Saturday, November 21, 2015

Action

I know that I cannot express my thoughts on the attacks in Paris one week ago more eloquently than many who have already spoken.  How much more simply and honestly can fear be expressed and then reconciled than in the conversation between Angel Le and his son?  How much more determination and grief can be conveyed than in the letter to ISIS of Antoine Leiris, who lost his wife at Bataclan?   Still, I am compelled to go on record.

Like the rest of the world, I have been appalled and grief-stricken.  What could ever spur any human being to execute scores of innocent people defies any explanation I can find.  Religious zeal, feigned or real, cannot account for it.  Nor can idealogical indoctrination explain acts that display the worst in humanity.  Left with incomprehension, I am trying to sift through the commentaires as well as the emotions, the values, the information and the misinformation shrouded therein.  Responses fall into three categories.

On one front, I hear aggression.  More violence.  French President François Hollande says France is at war.  His words remind me of the “war on terror” George W. Bush declared after the 9/11 attacks of 2001.  Fourteen years later, that war continues.   

In response to terrorist acts like the murders in Paris,  some individuals have opted to circle the wagons.  If suicide bombers killed Parisians, some conclude, then Syrian refugees are suspect, and immigration needs to be curtailed, if not stopped altogether.  Thirty-one American states will refuse refuge to Syrians.  Saskatchewan Premier Brad Wall has called on Prime Minister Trudeau to “suspend your current plan to bring 25 000 Syrian refugees to Canada by the end of the year” and indicates that “Saskatchewan will be fully supportive of any delays in resettling Syrian refugees in order to ensure appropriate screening and security checks.”    Yet, two of the attackers are from Belgium, three from France, and one is a French resident of Belgium.   One may be a Syrian—a Syrian passport, yet to be authenticated,  was found next to his body.    The association of Syrians with terrorists contributes to xenophobia, however unwittingly.    In Canada, a mosque was set afire in Peterborough, and a Muslim woman attacked in Toronto.   Aggression elicits aggression in an infinite cycle of violence.

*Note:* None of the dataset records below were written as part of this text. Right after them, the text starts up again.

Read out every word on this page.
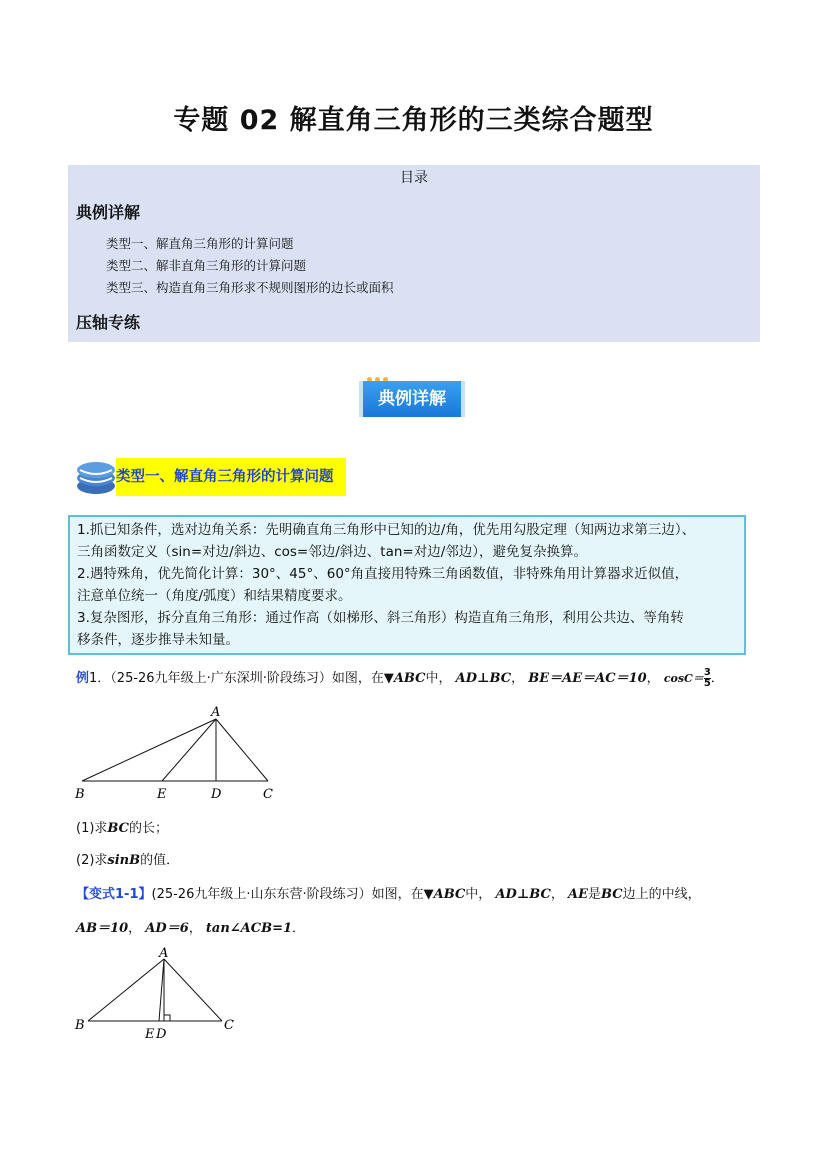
专题 02 解直角三角形的三类综合题型
目录
典例详解
类型一、解直角三角形的计算问题
类型二、解非直角三角形的计算问题
类型三、构造直角三角形求不规则图形的边长或面积
压轴专练
典例详解
类型一、解直角三角形的计算问题
1.抓已知条件，选对边角关系：先明确直角三角形中已知的边/角，优先用勾股定理（知两边求第三边）、
三角函数定义（sin=对边/斜边、cos=邻边/斜边、tan=对边/邻边），避免复杂换算。
2.遇特殊角，优先简化计算：30°、45°、60°角直接用特殊三角函数值，非特殊角用计算器求近似值，
注意单位统一（角度/弧度）和结果精度要求。
3.复杂图形，拆分直角三角形：通过作高（如梯形、斜三角形）构造直角三角形，利用公共边、等角转
移条件，逐步推导未知量。
例1．（25-26九年级上·广东深圳·阶段练习）如图，在▼ABC中， AD⊥BC， BE＝AE＝AC＝10， $\cos C= \frac{3}{5}$ ．
A
B	E	D	C
(1)求BC的长；
(2)求sinB的值．
【变式1-1】(25-26九年级上·山东东营·阶段练习）如图，在▼ABC中， AD⊥BC， AE是BC边上的中线，
AB＝10， AD＝6， tan∠ACB=1．
A
B
E D
C
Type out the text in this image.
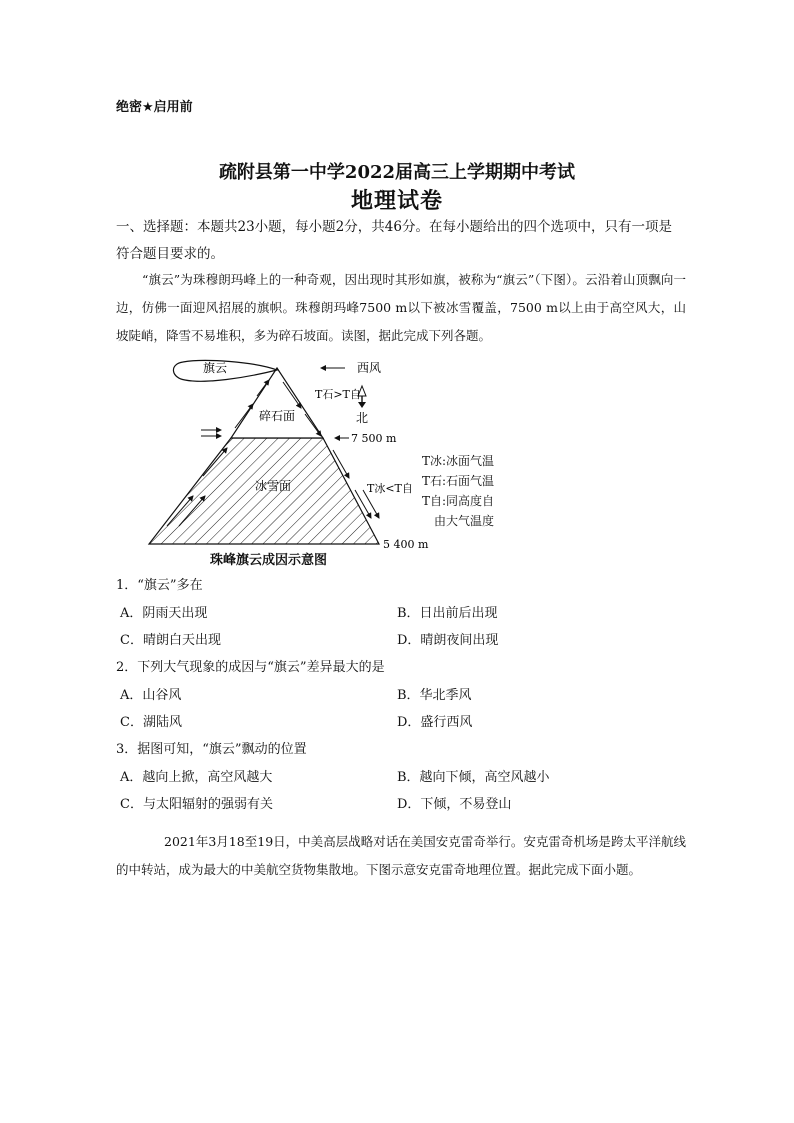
绝密★启用前
疏附县第一中学2022届高三上学期期中考试
地理试卷
一、选择题：本题共23小题，每小题2分，共46分。在每小题给出的四个选项中，只有一项是符合题目要求的。
“旗云”为珠穆朗玛峰上的一种奇观，因出现时其形如旗，被称为“旗云”（下图）。云沿着山顶飘向一边，仿佛一面迎风招展的旗帜。珠穆朗玛峰7500 m以下被冰雪覆盖，7500 m以上由于高空风大，山坡陡峭，降雪不易堆积，多为碎石坡面。读图，据此完成下列各题。
旗云	西风
T石>T自
北
碎石面
7 500 m
冰雪面	T冰<T自
5 400 m
T冰:冰面气温
T石:石面气温
T自:同高度自
由大气温度
珠峰旗云成因示意图
1．“旗云”多在
A．阴雨天出现	B．日出前后出现
C．晴朗白天出现	D．晴朗夜间出现
2．下列大气现象的成因与“旗云”差异最大的是
A．山谷风	B．华北季风
C．湖陆风	D．盛行西风
3．据图可知，“旗云”飘动的位置
A．越向上掀，高空风越大	B．越向下倾，高空风越小
C．与太阳辐射的强弱有关	D．下倾，不易登山
2021年3月18至19日，中美高层战略对话在美国安克雷奇举行。安克雷奇机场是跨太平洋航线的中转站，成为最大的中美航空货物集散地。下图示意安克雷奇地理位置。据此完成下面小题。
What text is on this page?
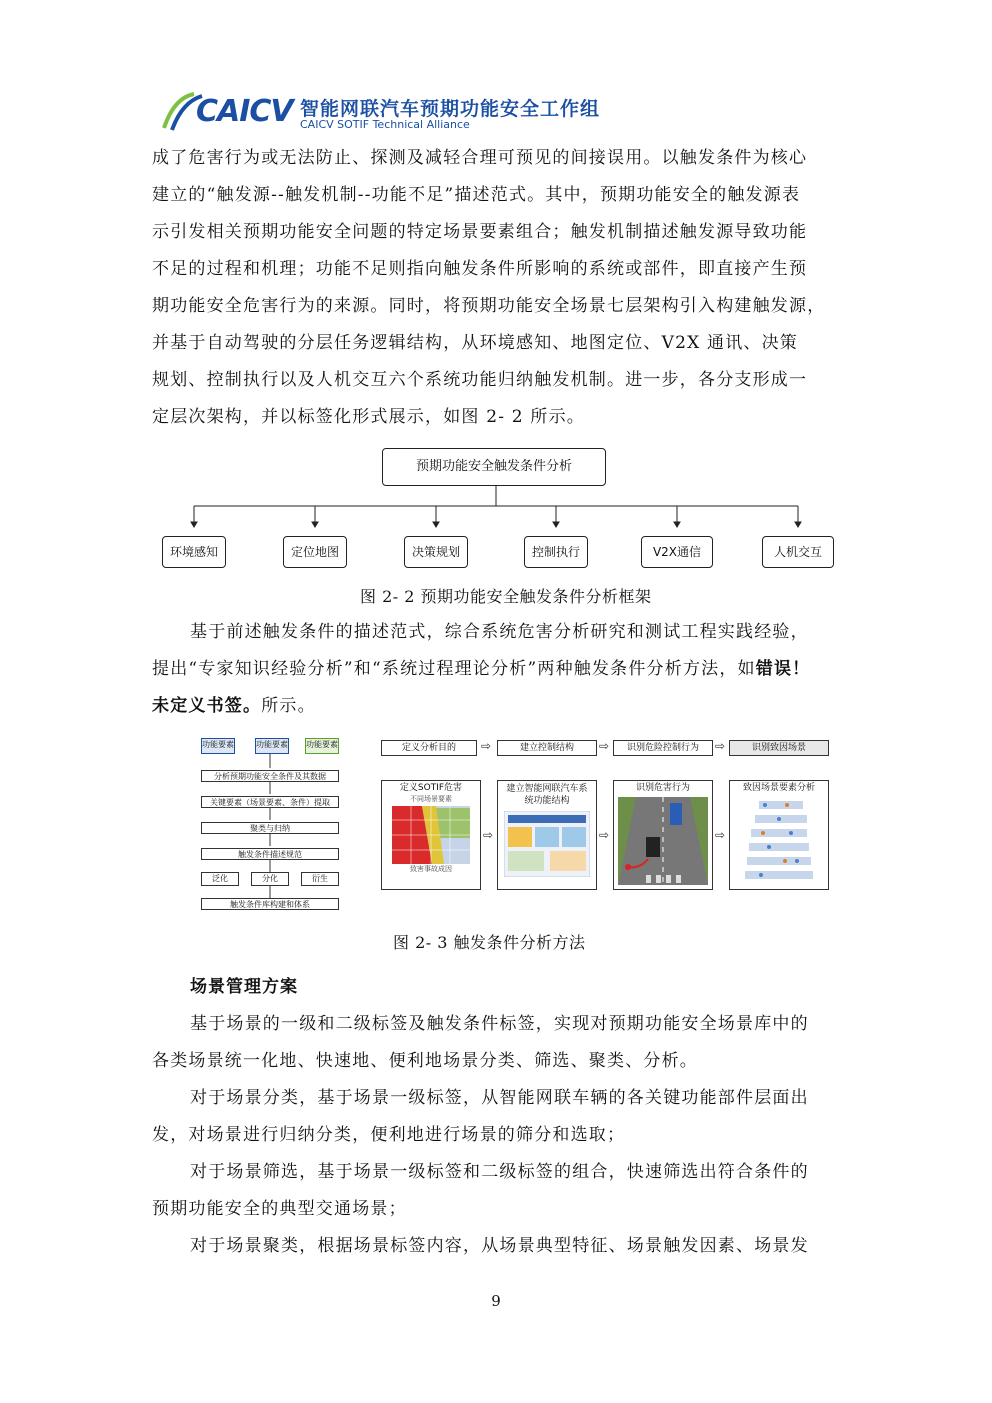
CAICV 智能网联汽车预期功能安全工作组
CAICV SOTIF Technical Alliance
成了危害行为或无法防止、探测及减轻合理可预见的间接误用。以触发条件为核心
建立的“触发源--触发机制--功能不足”描述范式。其中，预期功能安全的触发源表
示引发相关预期功能安全问题的特定场景要素组合；触发机制描述触发源导致功能
不足的过程和机理；功能不足则指向触发条件所影响的系统或部件，即直接产生预
期功能安全危害行为的来源。同时，将预期功能安全场景七层架构引入构建触发源，
并基于自动驾驶的分层任务逻辑结构，从环境感知、地图定位、V2X 通讯、决策
规划、控制执行以及人机交互六个系统功能归纳触发机制。进一步，各分支形成一
定层次架构，并以标签化形式展示，如图 2- 2 所示。
预期功能安全触发条件分析
环境感知	定位地图	决策规划	控制执行	V2X通信	人机交互
图 2- 2 预期功能安全触发条件分析框架
基于前述触发条件的描述范式，综合系统危害分析研究和测试工程实践经验，
提出“专家知识经验分析”和“系统过程理论分析”两种触发条件分析方法，如错误！
未定义书签。所示。
功能要素	功能要素 功能要素
分析预期功能安全条件及其数据
关键要素（场景要素、条件）提取
聚类与归纳
触发条件描述规范
泛化	分化	衍生
触发条件库构建和体系
定义分析目的	⇨	建立控制结构	⇨	识别危险控制行为	⇨	识别致因场景
定义SOTIF危害
不同场景要素
致害事故成因
⇨
建立智能网联汽车系统功能结构
⇨
识别危害行为
⇨
致因场景要素分析
图 2- 3 触发条件分析方法
场景管理方案
基于场景的一级和二级标签及触发条件标签，实现对预期功能安全场景库中的
各类场景统一化地、快速地、便利地场景分类、筛选、聚类、分析。
对于场景分类，基于场景一级标签，从智能网联车辆的各关键功能部件层面出
发，对场景进行归纳分类，便利地进行场景的筛分和选取；
对于场景筛选，基于场景一级标签和二级标签的组合，快速筛选出符合条件的
预期功能安全的典型交通场景；
对于场景聚类，根据场景标签内容，从场景典型特征、场景触发因素、场景发
9
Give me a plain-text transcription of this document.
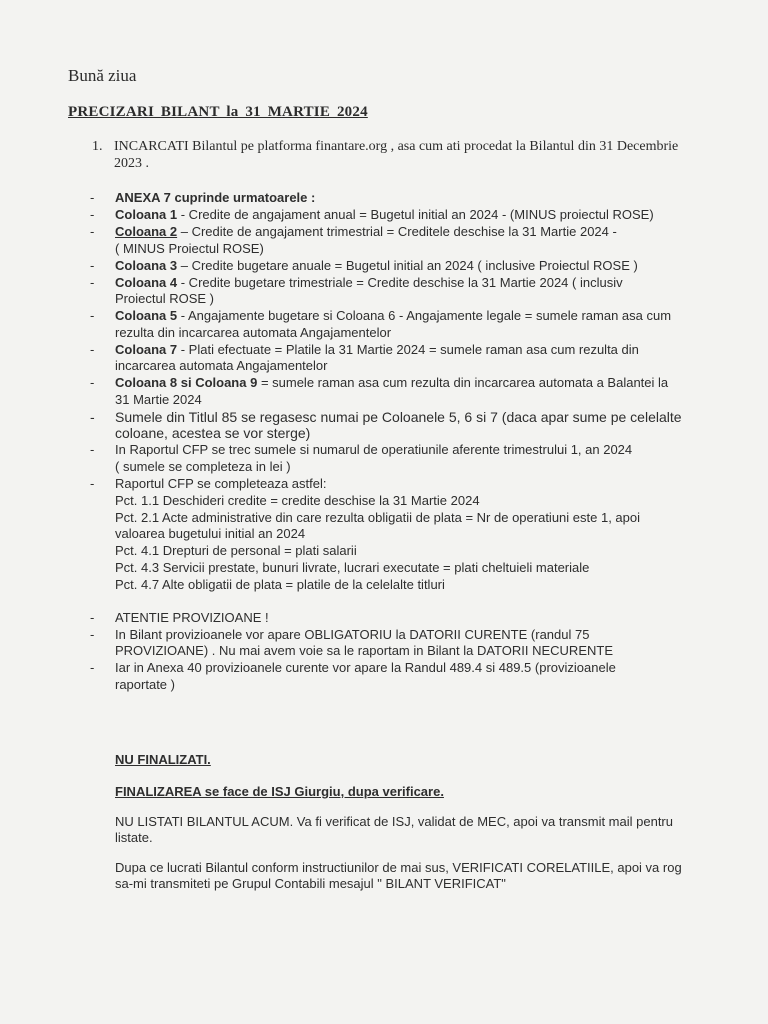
Bună ziua
PRECIZARI BILANT la 31 MARTIE 2024
1. INCARCATI Bilantul pe platforma finantare.org , asa cum ati procedat la Bilantul din 31 Decembrie 2023 .
- ANEXA 7 cuprinde urmatoarele :
- Coloana 1 - Credite de angajament anual = Bugetul initial an 2024 - (MINUS proiectul ROSE)
- Coloana 2 – Credite de angajament trimestrial = Creditele deschise la 31 Martie 2024 -
( MINUS Proiectul ROSE)
- Coloana 3 – Credite bugetare anuale = Bugetul initial an 2024 ( inclusive Proiectul ROSE )
- Coloana 4 - Credite bugetare trimestriale = Credite deschise la 31 Martie 2024 ( inclusiv
Proiectul ROSE )
- Coloana 5 - Angajamente bugetare si Coloana 6 - Angajamente legale = sumele raman asa cum
rezulta din incarcarea automata Angajamentelor
- Coloana 7 - Plati efectuate = Platile la 31 Martie 2024 = sumele raman asa cum rezulta din
incarcarea automata Angajamentelor
- Coloana 8 si Coloana 9 = sumele raman asa cum rezulta din incarcarea automata a Balantei la
31 Martie 2024
- Sumele din Titlul 85 se regasesc numai pe Coloanele 5, 6 si 7 (daca apar sume pe celelalte
coloane, acestea se vor sterge)
- In Raportul CFP se trec sumele si numarul de operatiunile aferente trimestrului 1, an 2024
( sumele se completeza in lei )
- Raportul CFP se completeaza astfel:
Pct. 1.1 Deschideri credite = credite deschise la 31 Martie 2024
Pct. 2.1 Acte administrative din care rezulta obligatii de plata = Nr de operatiuni este 1, apoi
valoarea bugetului initial an 2024
Pct. 4.1 Drepturi de personal = plati salarii
Pct. 4.3 Servicii prestate, bunuri livrate, lucrari executate = plati cheltuieli materiale
Pct. 4.7 Alte obligatii de plata = platile de la celelalte titluri
- ATENTIE PROVIZIOANE !
- In Bilant provizioanele vor apare OBLIGATORIU la DATORII CURENTE (randul 75
PROVIZIOANE) . Nu mai avem voie sa le raportam in Bilant la DATORII NECURENTE
- Iar in Anexa 40 provizioanele curente vor apare la Randul 489.4 si 489.5 (provizioanele
raportate )

NU FINALIZATI.

FINALIZAREA se face de ISJ Giurgiu, dupa verificare.

NU LISTATI BILANTUL ACUM. Va fi verificat de ISJ, validat de MEC, apoi va transmit mail pentru listate.

Dupa ce lucrati Bilantul conform instructiunilor de mai sus, VERIFICATI CORELATIILE, apoi va rog sa-mi transmiteti pe Grupul Contabili mesajul " BILANT VERIFICAT"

In contrast, rather than fear, I see courage and hope.  Parisians continue to frequent sidewalk cafés, and gather in public places.  A father tells his son that peace prevails:  terrorists might have guns, but others have flowers and candles.  In Regina, seventy-five people demonstrate in front of the Saskatchewan legislature in support of Syrian refugees.  A couple scales down their wedding so they can help strangers.   Calgary mayor Nenshi says the city is ready to accept up to 2 300 refugees.   Community and religious organizations moblilize to welcome groups of refugees in their midst.  These people refuse to allow the violence of deranged individuals to compromise their own values and ideals.  They refuse to become what they despise.    They realize that self-imposed restrictions on their way of life and their view of the world as a result of terror play right into the hands of ISIS, as Adam Taylor of the Washington Post writes in his column.  Like Antoine Leiris, they refuse to give ISIS that satisfaction.

Just yesterday, in a novel and lucid analysis on “Q”, Samira Ouadi, a Parisian social scientist, expressed her own views on terrorism.  She is particularly focused on the common traits of jihadists.  Not Islam, she says, nor culture.  Youth, she emphasizes.  The jidhadists are all young, very young.  The question, she says, is this:  “What are we doing to our youth so that a part of it feels that, to express its identity, it has to go that far?”   Disaffected youth, she suggests, neglected by their own societies, seek a future in terrorist groups.  Jihad is the new drug culture.

Out of all these sometimes disparate thoughts, a few things are clear.  I, too, must act.  So far, I have allowed my work as a teacher and my investment in my children to carry my duty to society.  Now, though, as a retired person, I must do more.  What can “more” look like?

·      Continue to invest in people:    youth, people in my own community facing challenges, and the refugee from abroad. 

·      Speak out.  Provide a perspective, share information, point out fallacies, remind myself and others of essential truths as I perceive them, whether  people agree or not.

·      Stay the course.  Choose trust tempered with awareness, not naiveté.  Be kind.  Be inclusive.  Stick to my travel plans.  Refuse to become hateful, or vengeful, or suspicious as a result of actions whose purpose is exactly to make me hateful, vengeful, and suspicious, and to use examples of that hate, vengeance and suspicion as evidence to support horror.

I have a voice.  I have time.  I have abilities.  To be on record, my actions must complement my words.